The DC Circuit Court of Appeals disagreed. Under Terry v. Ohio, the Supreme Court held that officers may stop a citizen if they are “able to point to specific and articulable facts which, taken together with rational inferences from those facts, support a reasonable and articulable suspicion that the person seized is engaged in criminal activity.” A Terry stop, which constitutes a Fourth Amendment seizure, “occurs when physical force is used to restrain movement or when a person submits to an officer’s show of authority.” The Supreme Court clarified in Illinois v. Wardlaw that evidence must include more than mere “presence in an area of expected criminal activity.” 

In the case at hand, both parties agreed that the stop occurred when Jones stopped walking and removed his headphones at the officer’s direction. Jones conceded that the officers had reasonable suspicion that a gun was fired on the 3500 block of 13th Street Southeast shortly before their arrival but Jones disputed whether the officers had grounds to suspect that he had been involved. 

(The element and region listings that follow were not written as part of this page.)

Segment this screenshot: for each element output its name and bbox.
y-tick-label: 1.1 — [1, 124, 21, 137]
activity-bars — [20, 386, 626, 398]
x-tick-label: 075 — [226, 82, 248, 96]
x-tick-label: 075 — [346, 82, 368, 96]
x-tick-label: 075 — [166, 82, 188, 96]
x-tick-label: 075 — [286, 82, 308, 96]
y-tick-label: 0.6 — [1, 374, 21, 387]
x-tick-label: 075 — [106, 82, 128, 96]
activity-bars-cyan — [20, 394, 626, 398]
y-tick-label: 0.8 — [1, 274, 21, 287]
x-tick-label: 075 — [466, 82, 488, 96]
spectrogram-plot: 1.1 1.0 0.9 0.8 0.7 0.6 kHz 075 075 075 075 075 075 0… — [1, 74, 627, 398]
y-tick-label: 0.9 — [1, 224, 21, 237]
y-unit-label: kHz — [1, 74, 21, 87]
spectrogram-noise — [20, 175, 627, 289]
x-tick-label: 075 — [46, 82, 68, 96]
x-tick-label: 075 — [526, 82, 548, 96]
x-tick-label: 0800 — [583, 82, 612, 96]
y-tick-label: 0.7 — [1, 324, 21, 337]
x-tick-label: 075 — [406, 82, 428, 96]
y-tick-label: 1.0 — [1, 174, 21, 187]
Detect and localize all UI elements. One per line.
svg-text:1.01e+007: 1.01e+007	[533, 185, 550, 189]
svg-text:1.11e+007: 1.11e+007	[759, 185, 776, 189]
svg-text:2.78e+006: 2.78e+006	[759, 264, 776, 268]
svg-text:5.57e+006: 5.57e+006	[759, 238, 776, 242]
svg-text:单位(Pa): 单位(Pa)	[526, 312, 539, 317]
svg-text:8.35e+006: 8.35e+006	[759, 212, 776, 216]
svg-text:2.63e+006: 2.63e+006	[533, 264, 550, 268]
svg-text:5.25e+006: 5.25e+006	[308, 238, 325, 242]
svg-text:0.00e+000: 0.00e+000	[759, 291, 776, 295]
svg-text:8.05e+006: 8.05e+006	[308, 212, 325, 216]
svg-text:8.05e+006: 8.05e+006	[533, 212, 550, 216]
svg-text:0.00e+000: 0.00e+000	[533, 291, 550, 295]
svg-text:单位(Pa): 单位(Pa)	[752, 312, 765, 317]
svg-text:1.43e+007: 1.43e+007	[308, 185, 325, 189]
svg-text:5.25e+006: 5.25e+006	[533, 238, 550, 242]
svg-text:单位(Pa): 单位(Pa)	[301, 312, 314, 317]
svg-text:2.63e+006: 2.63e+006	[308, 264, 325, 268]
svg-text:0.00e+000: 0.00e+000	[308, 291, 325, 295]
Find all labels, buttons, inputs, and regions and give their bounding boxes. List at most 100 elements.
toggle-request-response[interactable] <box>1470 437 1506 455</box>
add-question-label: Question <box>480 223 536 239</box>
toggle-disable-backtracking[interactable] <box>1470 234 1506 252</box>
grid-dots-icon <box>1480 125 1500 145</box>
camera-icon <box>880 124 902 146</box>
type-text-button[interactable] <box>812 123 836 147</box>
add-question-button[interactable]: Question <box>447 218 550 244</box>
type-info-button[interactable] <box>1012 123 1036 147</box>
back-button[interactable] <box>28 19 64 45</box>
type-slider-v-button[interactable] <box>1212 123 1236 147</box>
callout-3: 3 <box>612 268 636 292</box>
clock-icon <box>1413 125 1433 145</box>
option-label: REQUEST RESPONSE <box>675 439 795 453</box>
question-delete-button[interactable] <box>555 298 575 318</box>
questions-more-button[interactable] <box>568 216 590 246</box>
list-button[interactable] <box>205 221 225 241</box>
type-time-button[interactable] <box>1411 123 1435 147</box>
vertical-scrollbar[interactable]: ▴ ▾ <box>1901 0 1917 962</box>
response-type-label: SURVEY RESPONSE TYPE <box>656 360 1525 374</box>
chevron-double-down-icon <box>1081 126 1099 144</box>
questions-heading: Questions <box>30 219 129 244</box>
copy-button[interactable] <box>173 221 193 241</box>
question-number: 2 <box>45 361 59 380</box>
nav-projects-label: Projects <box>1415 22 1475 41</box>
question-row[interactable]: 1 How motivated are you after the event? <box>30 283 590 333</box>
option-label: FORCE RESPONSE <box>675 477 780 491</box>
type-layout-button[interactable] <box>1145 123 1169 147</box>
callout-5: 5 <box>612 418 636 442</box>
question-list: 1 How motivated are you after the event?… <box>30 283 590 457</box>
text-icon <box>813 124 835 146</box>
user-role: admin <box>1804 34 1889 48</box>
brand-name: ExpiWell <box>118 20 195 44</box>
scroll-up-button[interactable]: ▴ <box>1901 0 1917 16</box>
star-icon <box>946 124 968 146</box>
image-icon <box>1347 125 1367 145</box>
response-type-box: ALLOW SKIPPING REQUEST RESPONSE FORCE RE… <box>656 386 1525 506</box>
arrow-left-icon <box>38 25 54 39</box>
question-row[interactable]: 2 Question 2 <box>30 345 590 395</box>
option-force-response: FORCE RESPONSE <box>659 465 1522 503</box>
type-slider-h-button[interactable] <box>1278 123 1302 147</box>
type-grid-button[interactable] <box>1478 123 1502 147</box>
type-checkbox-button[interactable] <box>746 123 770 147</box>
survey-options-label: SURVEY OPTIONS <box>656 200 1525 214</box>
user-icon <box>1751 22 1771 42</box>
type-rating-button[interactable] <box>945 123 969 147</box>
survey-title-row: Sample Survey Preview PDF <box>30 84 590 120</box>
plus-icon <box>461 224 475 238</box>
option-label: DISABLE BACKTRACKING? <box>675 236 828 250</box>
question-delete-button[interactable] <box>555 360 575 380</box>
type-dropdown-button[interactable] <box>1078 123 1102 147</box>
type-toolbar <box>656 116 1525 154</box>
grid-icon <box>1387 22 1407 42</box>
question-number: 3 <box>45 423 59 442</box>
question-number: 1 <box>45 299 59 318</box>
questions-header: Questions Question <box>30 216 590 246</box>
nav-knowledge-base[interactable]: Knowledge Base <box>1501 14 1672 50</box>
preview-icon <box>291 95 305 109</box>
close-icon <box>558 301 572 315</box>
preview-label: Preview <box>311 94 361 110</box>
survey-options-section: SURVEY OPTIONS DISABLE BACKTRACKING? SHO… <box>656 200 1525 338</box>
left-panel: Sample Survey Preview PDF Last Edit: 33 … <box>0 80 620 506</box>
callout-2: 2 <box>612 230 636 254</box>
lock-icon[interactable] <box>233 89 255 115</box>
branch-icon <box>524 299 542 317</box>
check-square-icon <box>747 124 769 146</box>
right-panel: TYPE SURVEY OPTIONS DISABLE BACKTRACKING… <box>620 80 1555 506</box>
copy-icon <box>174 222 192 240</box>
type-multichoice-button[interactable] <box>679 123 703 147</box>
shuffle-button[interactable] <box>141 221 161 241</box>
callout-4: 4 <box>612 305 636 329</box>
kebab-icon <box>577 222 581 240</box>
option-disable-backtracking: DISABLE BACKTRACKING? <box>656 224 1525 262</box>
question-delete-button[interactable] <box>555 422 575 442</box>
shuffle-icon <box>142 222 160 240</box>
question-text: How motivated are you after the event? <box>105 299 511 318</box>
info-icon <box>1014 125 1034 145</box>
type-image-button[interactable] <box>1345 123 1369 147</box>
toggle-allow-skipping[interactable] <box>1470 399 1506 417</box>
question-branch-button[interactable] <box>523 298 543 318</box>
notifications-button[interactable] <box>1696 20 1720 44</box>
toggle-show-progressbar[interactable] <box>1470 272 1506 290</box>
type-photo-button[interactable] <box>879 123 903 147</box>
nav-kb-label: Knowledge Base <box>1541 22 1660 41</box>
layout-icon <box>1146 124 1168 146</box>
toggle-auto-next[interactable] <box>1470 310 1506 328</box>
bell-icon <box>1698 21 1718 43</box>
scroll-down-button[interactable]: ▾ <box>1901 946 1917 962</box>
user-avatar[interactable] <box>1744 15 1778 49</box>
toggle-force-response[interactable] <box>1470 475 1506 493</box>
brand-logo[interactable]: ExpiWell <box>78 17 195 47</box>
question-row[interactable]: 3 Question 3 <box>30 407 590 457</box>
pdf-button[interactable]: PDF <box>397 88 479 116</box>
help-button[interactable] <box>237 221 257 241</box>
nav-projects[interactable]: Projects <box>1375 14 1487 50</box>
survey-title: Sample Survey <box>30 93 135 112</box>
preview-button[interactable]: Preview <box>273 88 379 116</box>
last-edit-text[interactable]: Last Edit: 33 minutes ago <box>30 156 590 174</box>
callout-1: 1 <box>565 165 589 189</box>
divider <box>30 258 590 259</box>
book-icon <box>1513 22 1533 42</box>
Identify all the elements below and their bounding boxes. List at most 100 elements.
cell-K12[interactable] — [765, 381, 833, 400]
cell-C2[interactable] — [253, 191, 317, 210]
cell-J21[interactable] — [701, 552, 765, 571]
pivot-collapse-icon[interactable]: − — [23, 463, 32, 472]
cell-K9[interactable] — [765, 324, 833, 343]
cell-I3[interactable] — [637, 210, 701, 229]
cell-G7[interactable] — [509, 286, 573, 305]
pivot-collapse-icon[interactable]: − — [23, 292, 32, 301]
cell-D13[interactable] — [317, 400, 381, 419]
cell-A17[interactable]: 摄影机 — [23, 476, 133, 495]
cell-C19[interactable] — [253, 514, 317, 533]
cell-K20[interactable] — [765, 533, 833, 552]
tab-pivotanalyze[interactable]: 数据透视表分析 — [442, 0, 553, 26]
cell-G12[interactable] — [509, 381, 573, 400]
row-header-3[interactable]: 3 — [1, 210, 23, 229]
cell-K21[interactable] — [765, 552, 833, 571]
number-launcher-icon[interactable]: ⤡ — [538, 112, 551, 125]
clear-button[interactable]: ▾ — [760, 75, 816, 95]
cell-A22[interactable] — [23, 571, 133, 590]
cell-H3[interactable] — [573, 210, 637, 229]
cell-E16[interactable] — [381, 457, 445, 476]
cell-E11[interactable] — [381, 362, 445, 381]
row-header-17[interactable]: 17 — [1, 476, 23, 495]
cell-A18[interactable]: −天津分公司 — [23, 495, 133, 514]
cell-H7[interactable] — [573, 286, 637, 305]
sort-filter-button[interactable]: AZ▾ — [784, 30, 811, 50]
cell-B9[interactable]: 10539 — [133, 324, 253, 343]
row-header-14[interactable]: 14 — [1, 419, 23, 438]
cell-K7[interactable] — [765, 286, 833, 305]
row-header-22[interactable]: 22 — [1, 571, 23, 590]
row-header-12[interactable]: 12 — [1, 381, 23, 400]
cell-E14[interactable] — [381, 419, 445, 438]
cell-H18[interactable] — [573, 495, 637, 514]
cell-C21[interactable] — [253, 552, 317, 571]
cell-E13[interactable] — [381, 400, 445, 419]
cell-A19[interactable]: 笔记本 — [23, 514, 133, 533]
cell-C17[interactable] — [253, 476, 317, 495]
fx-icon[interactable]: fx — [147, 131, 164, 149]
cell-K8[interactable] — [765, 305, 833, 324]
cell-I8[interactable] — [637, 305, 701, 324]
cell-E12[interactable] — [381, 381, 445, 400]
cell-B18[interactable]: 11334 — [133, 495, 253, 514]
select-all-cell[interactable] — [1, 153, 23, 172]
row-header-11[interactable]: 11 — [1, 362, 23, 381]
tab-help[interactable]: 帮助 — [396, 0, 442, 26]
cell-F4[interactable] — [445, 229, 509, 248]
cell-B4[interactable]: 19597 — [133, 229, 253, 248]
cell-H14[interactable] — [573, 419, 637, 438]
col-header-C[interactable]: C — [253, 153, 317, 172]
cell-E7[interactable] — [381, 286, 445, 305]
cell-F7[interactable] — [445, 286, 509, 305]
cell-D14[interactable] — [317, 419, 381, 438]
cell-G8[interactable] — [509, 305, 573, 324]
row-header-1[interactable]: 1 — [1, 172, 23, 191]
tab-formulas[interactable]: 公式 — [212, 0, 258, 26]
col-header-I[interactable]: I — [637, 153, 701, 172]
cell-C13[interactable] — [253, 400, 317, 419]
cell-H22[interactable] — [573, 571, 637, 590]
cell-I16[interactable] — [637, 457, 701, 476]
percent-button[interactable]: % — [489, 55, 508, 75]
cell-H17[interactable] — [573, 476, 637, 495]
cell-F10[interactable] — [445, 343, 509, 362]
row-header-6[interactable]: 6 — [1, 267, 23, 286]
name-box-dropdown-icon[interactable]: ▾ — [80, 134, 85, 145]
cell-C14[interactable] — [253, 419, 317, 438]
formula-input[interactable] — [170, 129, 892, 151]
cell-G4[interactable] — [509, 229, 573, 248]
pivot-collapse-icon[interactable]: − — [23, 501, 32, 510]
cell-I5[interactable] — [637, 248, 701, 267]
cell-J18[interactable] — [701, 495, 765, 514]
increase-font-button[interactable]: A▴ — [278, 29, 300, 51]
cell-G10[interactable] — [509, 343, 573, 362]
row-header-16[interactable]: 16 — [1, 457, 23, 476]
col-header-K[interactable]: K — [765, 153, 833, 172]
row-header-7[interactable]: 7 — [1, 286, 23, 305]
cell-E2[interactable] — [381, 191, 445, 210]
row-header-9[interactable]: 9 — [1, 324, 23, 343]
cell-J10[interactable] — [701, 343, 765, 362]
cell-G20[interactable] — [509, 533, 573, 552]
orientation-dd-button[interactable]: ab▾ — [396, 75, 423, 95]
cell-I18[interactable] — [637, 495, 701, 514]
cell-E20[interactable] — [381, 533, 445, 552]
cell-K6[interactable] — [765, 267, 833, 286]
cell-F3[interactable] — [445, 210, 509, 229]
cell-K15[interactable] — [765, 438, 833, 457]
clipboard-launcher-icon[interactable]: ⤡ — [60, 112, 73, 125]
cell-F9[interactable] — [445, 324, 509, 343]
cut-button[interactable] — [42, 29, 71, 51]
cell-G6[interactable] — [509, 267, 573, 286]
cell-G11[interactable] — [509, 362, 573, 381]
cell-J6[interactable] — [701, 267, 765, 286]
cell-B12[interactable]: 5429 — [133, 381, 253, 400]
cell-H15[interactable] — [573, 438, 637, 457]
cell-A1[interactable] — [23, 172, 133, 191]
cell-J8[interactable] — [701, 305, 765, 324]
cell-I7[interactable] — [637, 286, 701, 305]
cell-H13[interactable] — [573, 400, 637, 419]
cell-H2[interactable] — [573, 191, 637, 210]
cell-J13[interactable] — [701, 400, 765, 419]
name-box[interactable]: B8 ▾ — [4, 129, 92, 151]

The court found that the totality of the information known to officers when Jones was stopped sufficed to raise a reasonable suspicion because: 1) the ShotSpotter alert and dispatcher report from MPD indicated that shots were fired in the 3500 block of 13th Street Southeast; 2) the officers arrived at the location of the reported gunshots within a minute and a half of the MPD call; 3) officers testified that they saw that Jones was the only person on that block; 4) Jones was walking quickly away from the location of the shooting; and 5) Jones did not initially respond to an officer’s repeated efforts to get his attention and continued to walk away. 

In addition, while Jones did not initially respond to one officer’s repeated efforts to get his attention, when he did finally respond, he reached up in a gesture suggesting he was removing earbuds, which might indicate that he didn’t hear the officer’s calling out to him. While officers could have drawn an alternative, non-suspicious inference from Jones’s failing to respond and continuing to walk away, e.g., he could have been listening to loud music and initially failed to hear calls out to him, the district court found that when the officer commanded Jones to stop, the officer could not see that Jones was wearing headphones and, therefore, it was reasonable for officers to treat Jones’s non-responsiveness as grounds for suspicion. 

The DC Circuit Court of Appeals affirmed the district court’s denial of Jones’s motion to suppress the firearm seized from his waistband, holding that the officers that seized the gun had reasonable suspicion, based on the totality of the facts, that Jones was involved in criminal activity.